Question

What does the Turing machine described by the five-tuples \(\left( {{s_0},0,{s_0},0,R} \right),\left( {{s_0},1,{s_1},0,R} \right),\left( {{s_0},B,{s_2},B,R} \right),\left( {{s_1},0,{s_1},0,R} \right),\left( {{s_1},1,{s_0},1,R} \right)\), and \(\left( {{s_1},B,{s_2},B,R} \right)\) do when given

\(a)\)\(11\)as input\(?\)

\(b)\)an arbitrary bit string as input\(?\)

Short answer

\(a)\)Machine halts with\(01\) on the tape, and the input was accepted.

\(b)\) If the machine is given a bit string as input, it scans it from left to right, changing every other occurrence of a \(1\), if any, starting with the first, to a \(0\), and otherwise leaving the string unchanged; it halts (and accepts) when it comes to the end of the string.

Step-by-step solution

Definition

A Turing machine \({\bf{T = }}\left( {{\bf{S,I,f,}}{{\bf{s}}_{\bf{0}}}} \right)\) consists of a finite set \({\bf{S}}\) of states, an alphabet \({\bf{I}}\) containing the blank symbol \({\bf{B}}\), a partial function \({\bf{f}}\) from \({\bf{S \times I}}\) to \({\bf{S \times I \times \{ R,L\} }}\), and a starting state \({{\bf{s}}_{\bf{0}}}\).

Five-tuples defined by

\(\begin{array}{l}\left( {{s_0},0,{s_0},0,R} \right),\\\left( {{s_0},1,{s_1},0,R} \right),\\\left( {{s_0},B,{s_2},B,R} \right),\\\left( {{s_1},0,{s_1},0,R} \right),\\\left( {{s_1},1,{s_0},1,R} \right),\\\left( {{s_1},B,{s_2},B,R} \right)\end{array}\)

Describing by the five-tuples

(a)

Note that all motion is from left to right.

The machine starts in state \({s_0}\) and sees the first \(1\).
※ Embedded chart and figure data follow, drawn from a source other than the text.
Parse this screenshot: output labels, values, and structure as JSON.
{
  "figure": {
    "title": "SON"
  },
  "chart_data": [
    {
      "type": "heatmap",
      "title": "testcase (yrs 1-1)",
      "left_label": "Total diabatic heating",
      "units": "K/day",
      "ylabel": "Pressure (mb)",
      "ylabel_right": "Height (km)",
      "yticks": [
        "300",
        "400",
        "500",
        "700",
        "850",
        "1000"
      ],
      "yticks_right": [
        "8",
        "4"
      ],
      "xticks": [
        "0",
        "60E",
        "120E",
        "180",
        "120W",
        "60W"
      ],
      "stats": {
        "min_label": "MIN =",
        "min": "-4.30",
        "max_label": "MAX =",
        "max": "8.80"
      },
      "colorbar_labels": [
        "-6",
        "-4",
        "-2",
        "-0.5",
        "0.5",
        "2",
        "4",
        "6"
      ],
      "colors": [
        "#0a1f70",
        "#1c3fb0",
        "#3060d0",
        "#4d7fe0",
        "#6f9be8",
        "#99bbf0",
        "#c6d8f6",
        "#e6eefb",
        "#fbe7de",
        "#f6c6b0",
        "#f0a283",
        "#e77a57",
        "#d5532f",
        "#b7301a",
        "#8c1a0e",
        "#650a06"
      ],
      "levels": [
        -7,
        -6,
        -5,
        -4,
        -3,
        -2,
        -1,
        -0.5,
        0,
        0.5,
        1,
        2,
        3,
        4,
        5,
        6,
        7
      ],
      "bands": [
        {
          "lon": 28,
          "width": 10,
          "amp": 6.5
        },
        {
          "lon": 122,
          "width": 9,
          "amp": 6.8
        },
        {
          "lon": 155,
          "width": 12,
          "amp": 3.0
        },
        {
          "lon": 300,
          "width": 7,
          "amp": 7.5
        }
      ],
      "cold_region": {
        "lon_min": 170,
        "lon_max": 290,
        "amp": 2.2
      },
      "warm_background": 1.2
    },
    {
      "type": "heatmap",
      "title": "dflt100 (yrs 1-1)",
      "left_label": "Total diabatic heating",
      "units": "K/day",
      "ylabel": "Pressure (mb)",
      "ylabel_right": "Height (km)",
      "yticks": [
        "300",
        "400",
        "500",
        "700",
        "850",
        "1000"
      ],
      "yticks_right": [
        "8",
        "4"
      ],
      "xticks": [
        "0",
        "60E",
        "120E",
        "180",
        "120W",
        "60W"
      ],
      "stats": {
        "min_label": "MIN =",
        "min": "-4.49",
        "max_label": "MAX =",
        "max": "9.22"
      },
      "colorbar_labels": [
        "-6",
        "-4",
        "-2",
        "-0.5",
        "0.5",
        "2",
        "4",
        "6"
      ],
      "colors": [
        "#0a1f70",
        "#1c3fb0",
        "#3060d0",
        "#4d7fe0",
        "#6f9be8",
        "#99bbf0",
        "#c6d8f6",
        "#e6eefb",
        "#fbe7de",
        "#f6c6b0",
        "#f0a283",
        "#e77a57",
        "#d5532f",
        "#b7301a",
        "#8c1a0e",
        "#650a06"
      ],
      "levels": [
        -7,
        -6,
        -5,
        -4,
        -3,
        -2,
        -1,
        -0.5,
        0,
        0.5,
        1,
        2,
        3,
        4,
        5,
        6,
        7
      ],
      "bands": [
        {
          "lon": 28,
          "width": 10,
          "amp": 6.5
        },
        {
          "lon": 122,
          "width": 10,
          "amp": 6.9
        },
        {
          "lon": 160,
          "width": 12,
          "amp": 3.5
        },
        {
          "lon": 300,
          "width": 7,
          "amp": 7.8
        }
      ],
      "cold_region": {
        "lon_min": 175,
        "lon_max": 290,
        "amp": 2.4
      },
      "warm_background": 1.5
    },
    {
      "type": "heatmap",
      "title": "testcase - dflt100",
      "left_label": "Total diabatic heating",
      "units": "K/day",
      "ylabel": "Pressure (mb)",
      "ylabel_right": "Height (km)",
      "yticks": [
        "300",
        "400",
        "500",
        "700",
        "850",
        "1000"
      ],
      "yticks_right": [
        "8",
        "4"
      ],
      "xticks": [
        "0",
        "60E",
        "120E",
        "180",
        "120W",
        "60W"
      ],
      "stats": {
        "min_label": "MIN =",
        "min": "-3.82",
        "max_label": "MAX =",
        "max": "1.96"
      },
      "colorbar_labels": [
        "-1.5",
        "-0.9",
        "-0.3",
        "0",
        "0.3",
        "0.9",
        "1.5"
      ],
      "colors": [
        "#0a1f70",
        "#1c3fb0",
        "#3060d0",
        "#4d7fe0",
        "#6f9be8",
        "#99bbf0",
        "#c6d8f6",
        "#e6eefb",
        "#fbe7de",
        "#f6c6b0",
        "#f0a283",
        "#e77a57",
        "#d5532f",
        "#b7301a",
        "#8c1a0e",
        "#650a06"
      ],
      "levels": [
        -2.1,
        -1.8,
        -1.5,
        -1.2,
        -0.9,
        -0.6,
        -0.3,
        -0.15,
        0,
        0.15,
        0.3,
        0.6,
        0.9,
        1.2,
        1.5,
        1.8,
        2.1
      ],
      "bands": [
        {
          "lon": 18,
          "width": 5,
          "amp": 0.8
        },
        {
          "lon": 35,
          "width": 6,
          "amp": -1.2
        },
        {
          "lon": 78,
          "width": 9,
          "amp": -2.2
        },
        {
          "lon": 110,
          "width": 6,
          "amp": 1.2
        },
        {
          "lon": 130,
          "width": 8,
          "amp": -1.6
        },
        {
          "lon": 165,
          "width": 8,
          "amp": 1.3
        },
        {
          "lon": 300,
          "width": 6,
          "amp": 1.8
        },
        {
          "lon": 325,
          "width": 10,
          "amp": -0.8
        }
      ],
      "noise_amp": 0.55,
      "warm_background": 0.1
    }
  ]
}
Therefore, using the second five-tuple, it replaces the \(1\) by a \(0\), moves to the right, and enters state \({s_1}\). Now it sees the second \(1\), so, using the fifth five-tuple, it replaces the \(1\) by a \(1\) (i.e., leaves it unchanged), moves to the right, and enters state \({s_0}\). The third five-tuple now tells it to leave the blank it sees alone, move to the right, and enter state \({s_2}\), which is a final (accepting) state (because it is not the first state in any five-tuple). Since there are no five-tuples telling the machine what to do in state \({s_2}\), it halts.

Therefore, since\(01\) is on the tape, and the input was accepted.

Describing by the five-tuples

(b)

When in state \({s_0}\) the machine skips over \(0's\), ignoring them, until it comes to a \(1\). When (and if) this happens, the machine changes this \(1\) to a \(0\) and enters state \({s_1}\). Note also that if the machine hits a blank \((B)\) while in state \({s_0}\) or \({s_1}\), then it enters the final (accepting) state \({s_2}\). Next note that \({s_1}\) plays a role similar to that played by so, causing the machine to skip over \(0's\), but causing it to go back into state \({s_0}\) if and when it encounters a \(1\). In state \({s_1}\), however, the machine does not change the \(1\) it sees to a\({\bf{0}}\). Thus the machine will alternate between states \({s_0}\) and \({s_1}\) as it encounters \(1\)'s in the input string, changing half of these \(1's\)to \(0's\).

Therefore, to summarize, if the machine is given a bit string as input, it scans it from left to right, changing every other occurrence of a \(1\), if any, starting with the first, to a \(0\), and otherwise leaving the string unchanged; it halts (and accepts) when it comes to the end of the string.